At a certain hour of the night, the lights in Stokes are not motion-detective. No amount of jumping around the room or waving at the fluorescents will stop the lights from flickering. “Time to go,” the maintenance crew barks. “The building is closed.”
I feel the same way about not having a place to study on a Saturday night as I do about using the Oxford comma—the subject makes for a lame debate, but the dork-factor doesn’t outweigh my passion enough to prevent me from picking a fight about it. On weekends, Bapst closes at 6 p.m., O’Neill and academic buildings are shut down by 10 p.m., and Walsh Hall, the place I proudly call home, is not an environment conducive to learning on a weekend night.
This past Halloween weekend was not the first time I’ve been lamely upset about having to stop working—and it sure as hell won’t be the last.
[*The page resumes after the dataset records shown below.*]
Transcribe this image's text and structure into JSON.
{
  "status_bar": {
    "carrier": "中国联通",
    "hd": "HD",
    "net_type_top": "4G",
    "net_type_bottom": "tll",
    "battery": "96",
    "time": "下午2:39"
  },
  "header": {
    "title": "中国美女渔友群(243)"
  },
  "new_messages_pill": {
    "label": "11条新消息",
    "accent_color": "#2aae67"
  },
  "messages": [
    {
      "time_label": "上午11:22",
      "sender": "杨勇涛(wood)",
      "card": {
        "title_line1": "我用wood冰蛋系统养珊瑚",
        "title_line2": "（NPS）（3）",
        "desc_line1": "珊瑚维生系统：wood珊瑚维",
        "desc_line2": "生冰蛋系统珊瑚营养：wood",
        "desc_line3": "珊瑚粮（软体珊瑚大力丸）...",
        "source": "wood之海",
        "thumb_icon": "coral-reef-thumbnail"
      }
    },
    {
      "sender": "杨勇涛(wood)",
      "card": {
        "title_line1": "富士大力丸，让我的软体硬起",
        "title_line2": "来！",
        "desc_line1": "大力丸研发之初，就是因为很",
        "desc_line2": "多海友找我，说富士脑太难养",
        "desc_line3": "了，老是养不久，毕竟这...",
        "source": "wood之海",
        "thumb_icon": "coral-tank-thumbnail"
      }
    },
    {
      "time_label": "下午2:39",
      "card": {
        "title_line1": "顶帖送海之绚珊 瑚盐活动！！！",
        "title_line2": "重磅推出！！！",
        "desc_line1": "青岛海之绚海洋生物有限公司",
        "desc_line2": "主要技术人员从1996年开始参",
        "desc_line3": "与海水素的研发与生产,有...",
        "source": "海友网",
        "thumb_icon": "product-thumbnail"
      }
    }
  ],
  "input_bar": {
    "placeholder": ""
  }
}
Instead of spending Saturday night in the library writing a paper due on Monday—an attempt to proactively ease my Sunday-morning stress level—I ended up in my common room the entire night, hanging out with friends.
Yes, good company is healthy. No, I do not regret having fun on Halloween—nor do I regret having had fun on other nights that I had fallen short of achieving similar ambitious goals. A decision was made at the beginning of the night, however, to do work, which is the type of decision the University should support, not suppress.
Right now, the library hours represent a surrender of the University to the social life on campus—an acceptance of bad student habits as opposed to striving to fix it. It’s not about active campaigning against drinking on the weekend—it’s about simply giving students the opportunity to opt-out.
The entire scenario is comically backwards—students want to study, and the University prevents them from doing so. Libraries don’t open for 24 hours a day until finals week, which is good and fun, but midterms week is every week. The tests and papers throughout the semester that arguably affect overall academic performance even more than finals are given less attention and less time.
During finals, campus shuts down. Extracurricular clubs stop meeting, classes cease, and the expiration date of each course nears with one assignment left in sight. Midterms season—which I would argue is less of a defined “season” as it is a perpetual state of being—requires juggling all the prongs of student life. Expect us to keep a rockin’ GPA, be involved in five clubs, and tend to personal health? It’s going to require studying on a few weekends. If the students understand that fact, why doesn’t the University?
My frustrations aside—I understand the University’s rule. I am well aware that I am not in the majority when it comes to favoring productive Saturday nights over fun ones. I also don’t have a solution to my problem, having not studied operational costs or logistical factors that are involved in having a building open 24 hours that, realistically, not many people will use. I simply think the fact that an actual University policy is a huge contributor to the social temptation to party on the weekend is a sad testament to the reality of BC’s drinking culture.
Let’s compromise, BC. You promise to keep a building open until midnight on weekend nights, and I promise to keep my lame factor at a steady studying-on-nights-of-hockey-games level.
Boston College is a work-hard, play-hard school. That’s a fact. I’m not even saying that it’s a bad thing. All I want is the option to do one or the other. All I want is the chance to feel proud about choosing to have a productive Saturday night. All I want is for the lights in Stokes to stop flickering.